Deze ingezette verbeteringen, aangevuld met de adviezen van de ADR en het AcICT zullen worden samengebracht tot een algehele herziening van het stelsel. Ik zal u daar in toekomstige correspondentie over informeren.
Om te kunnen opereren als één overheid is een versterking van het CIO-stelsel niet voldoende. Het besluit CIO-stelsel heeft immers alleen betrekking op het Rijk. Daarom zal ik inventariseren wat aanvullend nodig is om te komen tot een stevigere invulling van de coördinerende rol van BZK. Zie ook mijn antwoord bij de vraag over een supradepartementale visie op het digitale regievraagstuk.
10.
Kunt u de aanzienlijke verschuiving op het opdrachtenbudget uit artikel 6.2, Overheidsdienstverlening, informatiebeleid en informatiesamenleving duidelijk toelichten? Kunt u per beleidsdoel uitleggen welke gevolgen dit de komende jaren heeft voor de realisatie hiervan?
Antwoord:
Zie antwoord op vraag 4.
11.
Kunt u nader aangeven welke maatregelen om verspreiding van desinformatie aan te pakken, om de weerbaarheid van burgers te vergroten en om kennisontwikkeling ten aanzien van desinformatie te versterken worden overwogen in de strijd tegen desinformatie en ‘deepfakes’?
Antwoord:
In juni van dit jaar is de voortgangsbrief over de Rijksbrede aanpak van desinformatie gedeeld met uw Kamer. De nieuwe acties richten zich op het vergroten van de digitale weerbaarheid van burgers, het verminderen van desinformatie en AI deepfakes en het verder ontwikkelen van kennis. Veel van deze nieuwe acties zijn momenteel in ontwikkeling. Acties bestaan onder andere uit het oprichten van een kennisinstituut, het stimuleren van onafhankelijke factcheckers op Europees niveau, het toepassen van AI om desinformatie online tegen te gaan en het onderzoeken van handelsperspectieven voor medische desinformatie.
12.
Kunt u het subsidiebudget uit de post ‘Overheidsdienstverlening’ (artikel 6.2) uitsplitsen over de beleidsdomeinen Digitale Inclusie, Data, Algoritmen, AI en Publieke Waarden? Hoe verandert de subsidiëring voor ieder van deze beleidsdomeinen jaarlijks tot en met 2029?
Antwoord:
Het subsidiebudget uit de post ‘Overheidsdienstverlening’ (artikel 6.2) over de beleidsdomeinen Digitale Inclusie, Data, Algoritmen, AI en Publieke Waarden is op dit moment nog niet uit te splitsen. De (her)prioritering op deze beleidsdomeinen loopt op dit moment nog en zal zijn uitwerking krijgen in de Nederlandse Digitaliseringsstrategie (NDS). Ik verwacht deze in het voorjaar van 2025 te publiceren en met uw Kamer te delen.
13.
Hoeveel subsidie gaat de komende periode per jaar naar de herinzet van digitale apparaten? Om hoeveel laptops en andere apparaten gaat dit? Welk budget is er nodig om dit structureel te maken?
Antwoord:
In totaal is er voor het jaar 2025 een bedrag van 5,5 mln euro begroot voor de herinzet van apparaten. Het bedrag van 5,5 mln euro per jaar is geborgd tot en met het jaar 2031.

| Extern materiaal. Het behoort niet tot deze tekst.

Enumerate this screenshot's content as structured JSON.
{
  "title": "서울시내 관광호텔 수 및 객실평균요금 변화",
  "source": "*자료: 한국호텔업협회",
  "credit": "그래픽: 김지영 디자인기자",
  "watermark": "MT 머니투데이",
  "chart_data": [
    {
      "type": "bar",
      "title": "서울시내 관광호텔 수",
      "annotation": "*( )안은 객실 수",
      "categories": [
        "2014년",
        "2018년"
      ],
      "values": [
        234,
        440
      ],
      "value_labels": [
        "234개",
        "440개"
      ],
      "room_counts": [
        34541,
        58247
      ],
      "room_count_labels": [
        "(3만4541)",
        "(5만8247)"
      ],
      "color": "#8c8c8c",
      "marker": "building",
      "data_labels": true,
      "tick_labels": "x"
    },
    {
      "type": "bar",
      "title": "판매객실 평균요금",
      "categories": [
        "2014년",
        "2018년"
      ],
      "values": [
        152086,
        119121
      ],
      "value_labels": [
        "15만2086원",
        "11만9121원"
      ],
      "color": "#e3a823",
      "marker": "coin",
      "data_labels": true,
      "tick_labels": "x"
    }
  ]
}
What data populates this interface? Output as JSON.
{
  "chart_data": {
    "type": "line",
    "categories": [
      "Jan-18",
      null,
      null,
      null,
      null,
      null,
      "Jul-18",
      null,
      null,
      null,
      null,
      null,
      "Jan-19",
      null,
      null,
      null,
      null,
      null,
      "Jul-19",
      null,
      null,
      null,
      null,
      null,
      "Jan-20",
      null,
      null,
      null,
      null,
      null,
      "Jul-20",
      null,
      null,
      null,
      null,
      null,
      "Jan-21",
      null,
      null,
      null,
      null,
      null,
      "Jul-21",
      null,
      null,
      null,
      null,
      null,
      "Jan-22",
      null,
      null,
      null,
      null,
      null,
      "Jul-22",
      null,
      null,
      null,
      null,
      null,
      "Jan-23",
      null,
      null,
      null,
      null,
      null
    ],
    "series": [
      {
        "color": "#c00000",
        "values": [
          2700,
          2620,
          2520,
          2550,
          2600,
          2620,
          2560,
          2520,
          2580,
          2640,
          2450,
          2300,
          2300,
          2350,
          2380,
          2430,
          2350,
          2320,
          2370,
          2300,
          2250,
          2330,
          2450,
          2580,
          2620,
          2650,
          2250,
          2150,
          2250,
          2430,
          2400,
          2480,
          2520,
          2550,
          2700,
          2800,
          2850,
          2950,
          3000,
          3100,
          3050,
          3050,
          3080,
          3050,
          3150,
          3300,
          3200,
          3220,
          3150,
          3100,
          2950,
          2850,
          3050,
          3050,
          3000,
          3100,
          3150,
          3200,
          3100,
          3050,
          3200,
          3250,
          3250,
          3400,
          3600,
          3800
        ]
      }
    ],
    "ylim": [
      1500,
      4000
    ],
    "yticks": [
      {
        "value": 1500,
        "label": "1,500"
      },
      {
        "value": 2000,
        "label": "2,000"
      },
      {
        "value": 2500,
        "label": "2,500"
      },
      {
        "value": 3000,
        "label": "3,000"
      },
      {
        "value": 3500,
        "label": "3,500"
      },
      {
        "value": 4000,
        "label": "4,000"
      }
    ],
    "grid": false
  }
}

Het gaat hierbij om het opschonen en gebruiksklaar maken van apparaten.
Voorts kan ik u melden dat er in het jaar 2024 een start is gemaakt met de herinzet van apparaten. Uit een verkenning blijkt dat er tussen de 8.000 en 10.000 apparaten (in potentie) kunnen worden ingezet ter hergebruik.
14.
Kunt u nader toelichten hoeveel middelen er de komende jaren beschikbaar zijn voor het ontwikkelen van Digitale gemeenschapsgoederen? Welke middelen zijn er gereserveerd voor de acties aangekondigd in de Kamerbrief Digitale gemeenschapsgoederen (Kamerstuk 26643-1057)? Wordt hierop gekort en zo ja, hoeveel geld betreft dit jaarlijks?
Antwoord:
In 2025 zet BZK het beleid ter bevordering van het gebruik en ontwikkeling van digitale gemeenschapsgoederen voort. Er zal wederom geïnvesteerd worden in alternatieve technologieën daar waar bestaande aanbieders uitgangspunten als privacy, interoperabiliteit en keuzevrijheid onvoldoende waarborgen. In dit kader zetten we de oprichting van de European Digital Infrastructure Consortium (EDIC) voort om Europabreed te kunnen samenwerken aan digitale gemeenschapsgoederen.
15.
Kunt u de acties uit het beleidsdomein Online Kinderrechten uiteenzetten? Welke middelen zijn er per jaar beschikbaar voor deze acties? Indien er gekort wordt op bepaalde acties, kunt u dan inzichtelijk maken welke specifieke projecten of initiatieven minder geld zullen ontvangen?
Antwoord:
In de bijlage kunt u een overzicht lezen van alle acties uit het beleidsdomein Online Kinderrechten. Momenteel wordt bezien of kan worden geschoven met budgetten van andere beleidsacties. Daaruit volgt nog hoeveel middelen er de komende jaren per actie beschikbaar zullen zijn.
16.
Worden uit het beleidsdoel Online Kinderrechten ook preventieve acties gefinancierd voor het bestrijden van online kindermisbruik? Op welke manier is het ministerie van Binnenlandse Zaken en Koninkrijksrelaties (BZK) betrokken bij de aanpak hiervan, bijvoorbeeld in het ondersteunen van de organisatie Offlimits?
Antwoord:
Uit het beleidsdoel Online Kinderrechten financiert BZK geen preventieve acties voor specifiek het bestrijden van online kindermisbruik. BZK ondersteunt Offlimits niet financieel. De financiering van het bestrijden van online kindermisbruik valt onder de begroting van het ministerie van Justitie en Veiligheid.
17.
Welke bijdrage levert het Rijk de komende periode jaarlijks aan medeoverheden voor het implementeren van Europese datawetgeving, waaronder de Datagovernanceverordening en de NIS2? Kunt u per relevante wet- en regelgeving aangeven hoeveel medeoverheden de komende jaren van het Rijk zullen ontvangen en waar u de hoogte van deze bijdrage op baseert?
Antwoord:
Medeoverheden krijgen de komende periode van het Rijk ondersteuning op verschillende manieren om Europese datawetgeving te implementeren. Onder Europese datawetgeving vallen de Open Data Richtlijn, de Datagovernanceverordening en de Dataverordening.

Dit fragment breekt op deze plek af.